Segmentation/detection
Dice/F1 loss, Tversky, focal Tversky, IoU/GIoU/DIoU/CIoU, Hungarian matching loss for DETR-style models.
Sequence models
Token CE with label smoothing, CTC loss, RNNT, policy-gradient-style sequence risk (min Bayes risk, expected BLEU).
Reinforcement learning
Policy gradient (REINFORCE), entropy-regularized PG, PPO clipped objective, TRPO surrogate, Q-learning TD errors (Huber), actor-critic with value loss, distributional RL (C51, QR-DQN), offline RL penalties (CQL, BCQ), reward-model CE for RLHF/DPO.
Multimodal & retrieval
Symmetric cross-entropy + contrastive (CLIP), matching losses with temperature scaling, MIL/NCE variants.
Physics-informed & constraints
PDE residual MSE, boundary loss, hard/soft constraint penalties, differentiable simulators with task + physics consistency.
Calibration & uncertainty
Temperature scaling CE, ECE/Brier surrogates, NLL with proper priors, Dirichlet calibration losses.
Fairness/causal/robustness
Group DRO worst-case risk, CVaR risk, adversarial training (minimax with perturbation loss), IRM/IRMv1 penalties, counterfactual invariance losses.
Regularization terms that moonlight as “losses”
L1/L2 weight decay, spectral norm penalties, Jacobian/Frobenius penalties, orthogonality, sparsity (L0/Top-k), mutual information bounds, gradient penalties (WGAN-GP), consistency/EMA losses.
Why “infinite” isn’t just snark
Parameterized families: every proper scoring rule or Bregman divergence is a whole continuum. Pick a generator, get a loss.
Transforms/compositions: any monotone transform preserves argmin; weighted sums give new trade-offs; curricula anneal temperatures/margins.

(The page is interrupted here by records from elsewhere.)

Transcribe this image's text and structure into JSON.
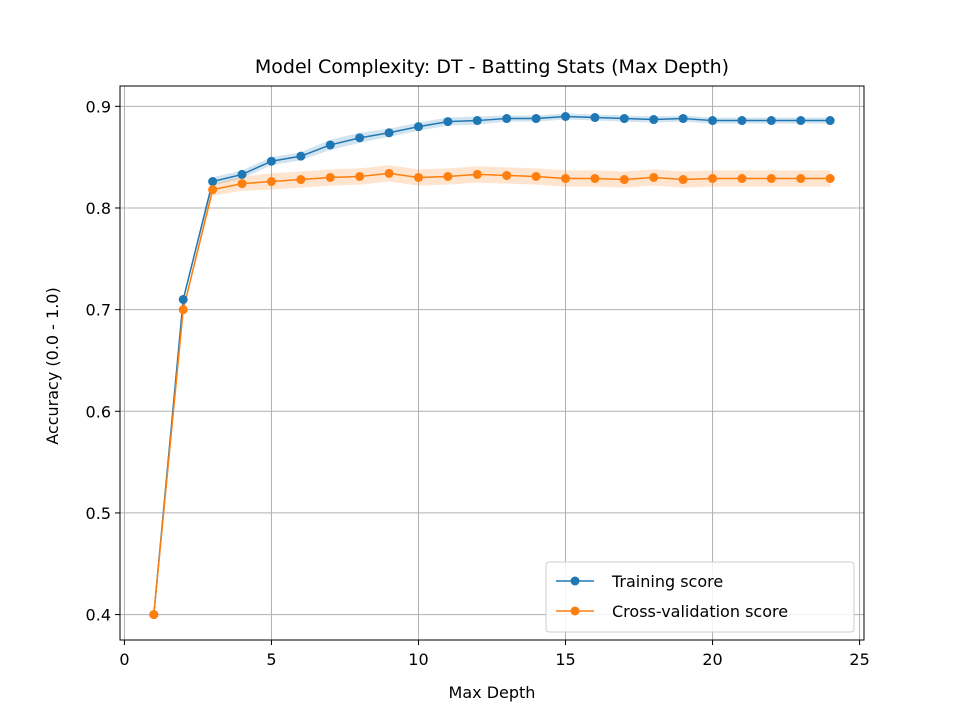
{
  "chart_data": {
    "type": "line",
    "title": "Model Complexity: DT - Batting Stats (Max Depth)",
    "xlabel": "Max Depth",
    "ylabel": "Accuracy (0.0 - 1.0)",
    "xlim": [
      -0.15,
      25.15
    ],
    "ylim": [
      0.375,
      0.92
    ],
    "xticks": [
      0,
      5,
      10,
      15,
      20,
      25
    ],
    "yticks": [
      0.4,
      0.5,
      0.6,
      0.7,
      0.8,
      0.9
    ],
    "grid": true,
    "legend_position": "lower-right",
    "x": [
      1,
      2,
      3,
      4,
      5,
      6,
      7,
      8,
      9,
      10,
      11,
      12,
      13,
      14,
      15,
      16,
      17,
      18,
      19,
      20,
      21,
      22,
      23,
      24
    ],
    "series": [
      {
        "name": "Training score",
        "color": "#1f77b4",
        "values": [
          0.4,
          0.71,
          0.826,
          0.833,
          0.846,
          0.851,
          0.862,
          0.869,
          0.874,
          0.88,
          0.885,
          0.886,
          0.888,
          0.888,
          0.89,
          0.889,
          0.888,
          0.887,
          0.888,
          0.886,
          0.886,
          0.886,
          0.886,
          0.886
        ],
        "band": [
          0.001,
          0.002,
          0.004,
          0.004,
          0.004,
          0.004,
          0.005,
          0.005,
          0.004,
          0.004,
          0.004,
          0.004,
          0.003,
          0.003,
          0.003,
          0.003,
          0.003,
          0.003,
          0.003,
          0.003,
          0.003,
          0.003,
          0.003,
          0.003
        ]
      },
      {
        "name": "Cross-validation score",
        "color": "#ff7f0e",
        "values": [
          0.4,
          0.7,
          0.818,
          0.824,
          0.826,
          0.828,
          0.83,
          0.831,
          0.834,
          0.83,
          0.831,
          0.833,
          0.832,
          0.831,
          0.829,
          0.829,
          0.828,
          0.83,
          0.828,
          0.829,
          0.829,
          0.829,
          0.829,
          0.829
        ],
        "band": [
          0.001,
          0.002,
          0.006,
          0.007,
          0.008,
          0.008,
          0.008,
          0.008,
          0.008,
          0.008,
          0.008,
          0.008,
          0.008,
          0.008,
          0.008,
          0.008,
          0.008,
          0.008,
          0.008,
          0.008,
          0.008,
          0.008,
          0.008,
          0.008
        ]
      }
    ]
  }
}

Task-specific constraints: stick any domain residual or soft constraint onto your objective and congratulations, you invented Loss-XXL-2025.
Picking one without losing your mind
Predicting labels? Start with cross-entropy; try focal for class imbalance; consider label smoothing for better calibration.
Predicting numbers? MSE for Gaussian-ish noise, MAE/Huber for robustness, quantile for intervals.
Densities? Use NLL if you can write the likelihood; else try Wasserstein/MMD or a GAN variant.
Matching or retrieval? Go contrastive/InfoNCE with a temperature.
RL? Use the algorithm’s surrogate (PPO/TRPO) plus value loss and entropy.
Segmentation/detection? Mix CE + Dice/Tversky or GIoU for boxes.
Worried about worst-case groups or adversaries? Group DRO or adversarial loss.
Care about calibration? Optimize NLL and post-hoc calibrate.
So yes, infinitely many. But 95% of useful practice lives in a few dozen patterns, and the rest are glam-rock remixes with new hyperparameters and a different arXiv figure style.